I saw it just as I looked up from an elderly couple supporting each other in their walk. It gleamed with paradisiacal light and seemed to beckon to me. “O dome!,” I cried, feeling hot tears spilling onto my cheeks. “What is the Secret? Speak to me of love!”
It did not speak; it did not need to. I saw the answer to my question pressing in around me from all sides. Fathers lifted their daughters above their heads so that the little girls would be the first to see their beloved. Mothers held their sons close so that the boys always had a canopy of security over them. Young women hooked arms with their husbands and old men pushed their elderly wives on wheelchairs. It was with love that every visitor to the shrine cried out the Imam’s name. It was love that softened their touch as they passed a hand over the doors of the entryway. Love blessed the kisses they planted on the bars of the dharih and bloomed onto the green fabric they wiped over it. Love brought them to recite salutations and read aloud the text of the ziyara with voices trembling from the weight of tears. Love radiated; beamed, more brilliantly than the glittering chandeliers surrounded by the tiny panes of reflective glass that threw back the light in all directions.
I turned around, weeping openly, and saw the gleaming dome of Al-Abbas’ shrine. “O dome! I cried again. “What is the great secret that moves us so?”

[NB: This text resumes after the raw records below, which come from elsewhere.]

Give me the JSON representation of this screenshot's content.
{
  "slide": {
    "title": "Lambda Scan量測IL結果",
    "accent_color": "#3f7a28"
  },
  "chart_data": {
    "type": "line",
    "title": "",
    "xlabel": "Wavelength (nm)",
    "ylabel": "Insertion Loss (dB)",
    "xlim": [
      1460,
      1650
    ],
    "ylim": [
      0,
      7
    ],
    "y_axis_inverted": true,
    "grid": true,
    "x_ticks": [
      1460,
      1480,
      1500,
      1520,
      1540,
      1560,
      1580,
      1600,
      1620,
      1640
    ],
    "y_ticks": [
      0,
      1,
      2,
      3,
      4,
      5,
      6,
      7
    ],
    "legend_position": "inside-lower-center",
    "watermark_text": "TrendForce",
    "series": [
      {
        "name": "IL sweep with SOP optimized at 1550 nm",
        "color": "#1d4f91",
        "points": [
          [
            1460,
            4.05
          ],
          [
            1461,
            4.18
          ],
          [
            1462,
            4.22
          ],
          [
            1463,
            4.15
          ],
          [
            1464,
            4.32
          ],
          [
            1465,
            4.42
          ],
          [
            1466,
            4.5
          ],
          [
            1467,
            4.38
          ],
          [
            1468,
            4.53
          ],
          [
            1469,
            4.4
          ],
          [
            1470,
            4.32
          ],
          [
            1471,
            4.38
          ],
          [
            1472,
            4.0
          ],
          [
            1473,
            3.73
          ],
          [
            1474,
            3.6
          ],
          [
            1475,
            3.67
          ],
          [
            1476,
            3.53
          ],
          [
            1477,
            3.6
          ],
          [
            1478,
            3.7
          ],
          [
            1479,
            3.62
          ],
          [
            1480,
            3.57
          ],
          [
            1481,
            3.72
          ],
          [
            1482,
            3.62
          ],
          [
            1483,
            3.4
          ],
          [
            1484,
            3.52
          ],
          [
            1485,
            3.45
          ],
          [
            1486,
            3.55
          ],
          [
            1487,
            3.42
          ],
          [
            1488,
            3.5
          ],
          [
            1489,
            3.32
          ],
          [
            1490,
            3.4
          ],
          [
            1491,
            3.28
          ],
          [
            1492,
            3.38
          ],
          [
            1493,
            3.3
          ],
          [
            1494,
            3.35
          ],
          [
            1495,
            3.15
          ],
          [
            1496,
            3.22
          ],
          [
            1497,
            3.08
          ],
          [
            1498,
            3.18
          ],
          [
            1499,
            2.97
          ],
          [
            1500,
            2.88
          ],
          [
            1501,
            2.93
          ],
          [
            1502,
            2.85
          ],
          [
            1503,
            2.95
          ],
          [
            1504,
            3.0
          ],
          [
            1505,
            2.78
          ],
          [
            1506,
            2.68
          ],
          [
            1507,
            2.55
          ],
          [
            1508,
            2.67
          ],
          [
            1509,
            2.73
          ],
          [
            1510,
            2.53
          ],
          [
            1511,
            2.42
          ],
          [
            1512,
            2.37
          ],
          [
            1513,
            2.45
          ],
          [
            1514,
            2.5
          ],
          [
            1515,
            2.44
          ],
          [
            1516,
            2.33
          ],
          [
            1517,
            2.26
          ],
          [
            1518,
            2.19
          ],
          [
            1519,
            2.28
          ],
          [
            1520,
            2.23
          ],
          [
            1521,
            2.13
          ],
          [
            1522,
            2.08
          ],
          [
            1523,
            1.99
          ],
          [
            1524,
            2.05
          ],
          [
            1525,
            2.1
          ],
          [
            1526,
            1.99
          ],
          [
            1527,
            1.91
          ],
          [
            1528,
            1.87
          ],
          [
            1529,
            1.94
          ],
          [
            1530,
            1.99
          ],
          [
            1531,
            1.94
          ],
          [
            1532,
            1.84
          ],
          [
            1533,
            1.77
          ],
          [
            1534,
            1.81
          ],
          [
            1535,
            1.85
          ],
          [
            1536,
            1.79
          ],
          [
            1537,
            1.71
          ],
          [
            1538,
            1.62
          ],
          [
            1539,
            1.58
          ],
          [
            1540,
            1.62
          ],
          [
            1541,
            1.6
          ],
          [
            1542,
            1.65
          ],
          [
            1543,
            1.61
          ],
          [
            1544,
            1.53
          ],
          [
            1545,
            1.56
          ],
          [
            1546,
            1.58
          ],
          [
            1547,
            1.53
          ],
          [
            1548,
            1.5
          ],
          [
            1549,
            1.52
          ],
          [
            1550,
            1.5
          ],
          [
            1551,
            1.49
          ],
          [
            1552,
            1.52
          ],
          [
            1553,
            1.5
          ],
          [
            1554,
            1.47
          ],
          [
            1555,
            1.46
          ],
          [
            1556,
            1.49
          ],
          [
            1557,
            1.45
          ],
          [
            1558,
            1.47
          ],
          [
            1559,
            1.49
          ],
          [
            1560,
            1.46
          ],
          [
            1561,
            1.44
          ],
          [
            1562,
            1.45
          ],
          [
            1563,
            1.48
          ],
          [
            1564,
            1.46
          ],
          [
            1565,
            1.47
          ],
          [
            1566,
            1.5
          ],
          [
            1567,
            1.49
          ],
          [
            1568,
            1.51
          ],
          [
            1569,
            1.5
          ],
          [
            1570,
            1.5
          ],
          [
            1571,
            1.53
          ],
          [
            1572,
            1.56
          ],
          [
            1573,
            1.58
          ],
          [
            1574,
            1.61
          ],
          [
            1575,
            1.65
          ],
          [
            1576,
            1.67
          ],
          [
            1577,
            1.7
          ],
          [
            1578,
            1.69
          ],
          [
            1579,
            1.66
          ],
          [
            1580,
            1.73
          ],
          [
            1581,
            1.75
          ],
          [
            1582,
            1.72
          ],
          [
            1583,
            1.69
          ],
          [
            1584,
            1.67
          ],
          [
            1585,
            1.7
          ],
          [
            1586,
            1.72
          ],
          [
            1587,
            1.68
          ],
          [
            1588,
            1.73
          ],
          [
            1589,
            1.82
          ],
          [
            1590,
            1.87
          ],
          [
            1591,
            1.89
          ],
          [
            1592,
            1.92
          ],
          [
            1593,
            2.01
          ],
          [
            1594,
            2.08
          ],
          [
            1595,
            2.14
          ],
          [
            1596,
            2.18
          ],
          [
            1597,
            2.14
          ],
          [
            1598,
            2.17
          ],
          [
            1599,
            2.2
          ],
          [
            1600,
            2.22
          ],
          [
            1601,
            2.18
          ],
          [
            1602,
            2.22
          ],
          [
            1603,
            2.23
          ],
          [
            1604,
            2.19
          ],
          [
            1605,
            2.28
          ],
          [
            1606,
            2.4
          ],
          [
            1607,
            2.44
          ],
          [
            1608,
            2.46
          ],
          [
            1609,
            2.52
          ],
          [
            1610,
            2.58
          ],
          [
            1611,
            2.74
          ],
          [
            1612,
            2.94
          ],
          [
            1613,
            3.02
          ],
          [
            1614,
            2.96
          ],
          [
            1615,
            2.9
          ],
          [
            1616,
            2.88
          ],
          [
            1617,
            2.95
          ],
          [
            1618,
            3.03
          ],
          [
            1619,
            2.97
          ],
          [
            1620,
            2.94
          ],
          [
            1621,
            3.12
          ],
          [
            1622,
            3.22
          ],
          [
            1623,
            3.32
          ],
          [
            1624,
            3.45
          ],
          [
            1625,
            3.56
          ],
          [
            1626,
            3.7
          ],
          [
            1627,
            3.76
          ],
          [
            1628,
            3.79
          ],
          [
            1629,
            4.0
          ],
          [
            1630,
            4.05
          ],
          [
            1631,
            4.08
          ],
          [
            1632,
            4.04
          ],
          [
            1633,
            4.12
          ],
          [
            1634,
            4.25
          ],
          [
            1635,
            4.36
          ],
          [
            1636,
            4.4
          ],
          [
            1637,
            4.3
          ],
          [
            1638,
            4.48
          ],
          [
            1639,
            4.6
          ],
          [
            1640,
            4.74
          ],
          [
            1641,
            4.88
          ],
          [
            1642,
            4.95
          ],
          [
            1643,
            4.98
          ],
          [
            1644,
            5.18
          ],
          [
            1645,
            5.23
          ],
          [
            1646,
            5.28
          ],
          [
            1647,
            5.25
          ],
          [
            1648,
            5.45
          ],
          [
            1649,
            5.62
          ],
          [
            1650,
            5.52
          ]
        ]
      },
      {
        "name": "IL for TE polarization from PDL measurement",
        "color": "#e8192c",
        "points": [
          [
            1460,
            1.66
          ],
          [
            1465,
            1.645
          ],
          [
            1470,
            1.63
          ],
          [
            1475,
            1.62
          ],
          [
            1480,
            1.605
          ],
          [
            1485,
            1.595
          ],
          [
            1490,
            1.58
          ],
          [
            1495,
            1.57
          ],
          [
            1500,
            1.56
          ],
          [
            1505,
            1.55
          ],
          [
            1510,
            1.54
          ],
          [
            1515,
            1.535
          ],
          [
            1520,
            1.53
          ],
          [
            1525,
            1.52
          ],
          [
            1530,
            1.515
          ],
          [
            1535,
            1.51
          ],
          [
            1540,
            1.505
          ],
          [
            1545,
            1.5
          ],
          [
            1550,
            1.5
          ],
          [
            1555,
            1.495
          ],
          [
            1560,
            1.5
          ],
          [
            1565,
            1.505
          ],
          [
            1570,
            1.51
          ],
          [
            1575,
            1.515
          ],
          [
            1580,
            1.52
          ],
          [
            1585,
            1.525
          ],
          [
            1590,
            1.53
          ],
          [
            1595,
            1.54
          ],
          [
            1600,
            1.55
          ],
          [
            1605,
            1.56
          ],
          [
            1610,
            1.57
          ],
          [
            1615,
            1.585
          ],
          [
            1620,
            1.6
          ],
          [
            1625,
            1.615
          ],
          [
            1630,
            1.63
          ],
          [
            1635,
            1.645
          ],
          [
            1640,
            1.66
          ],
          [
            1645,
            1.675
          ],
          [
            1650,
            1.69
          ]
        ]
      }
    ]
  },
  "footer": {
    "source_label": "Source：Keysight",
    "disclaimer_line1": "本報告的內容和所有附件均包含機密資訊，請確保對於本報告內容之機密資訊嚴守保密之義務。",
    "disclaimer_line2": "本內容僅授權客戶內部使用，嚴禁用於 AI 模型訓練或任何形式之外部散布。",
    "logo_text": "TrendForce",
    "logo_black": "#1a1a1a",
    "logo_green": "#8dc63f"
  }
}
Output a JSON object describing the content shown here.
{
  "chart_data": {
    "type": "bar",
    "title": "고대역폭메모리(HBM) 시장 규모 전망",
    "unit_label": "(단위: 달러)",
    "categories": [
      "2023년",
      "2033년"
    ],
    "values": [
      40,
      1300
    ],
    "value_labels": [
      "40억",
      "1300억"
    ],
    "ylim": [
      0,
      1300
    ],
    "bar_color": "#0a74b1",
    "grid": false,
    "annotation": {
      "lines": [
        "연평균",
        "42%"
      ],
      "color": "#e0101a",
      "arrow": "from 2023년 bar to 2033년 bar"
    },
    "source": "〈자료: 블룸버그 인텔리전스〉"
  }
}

The dome, with its two minarets in front of it like hands pointing upwards, seemed to gesture at the sky. I looked up at the azure firmament unblemished by a single cloud and sobbed. In its blue depths I saw, fleetingly, what looked like five human figures gathered under a cloak. In one motion they raised their hands in prayer and I followed their gaze and looked ever further into the heavens.
The light in the depth of blue shone with the Light of God. It was then that I understood. I had been looking without when I should have been looking within. With a fervent prayer, I searched my heart and there, glowing like a lamp in an olive tree, was the Secret:
The immeasurable, insurmountable love the Most Loving has for Ahlul Bait surges through His creation, so that stone, flag, river, door, dome, man, woman, child, animal, angel, and jinn all cry, with love bordering on insanity, “Ya Hussain!”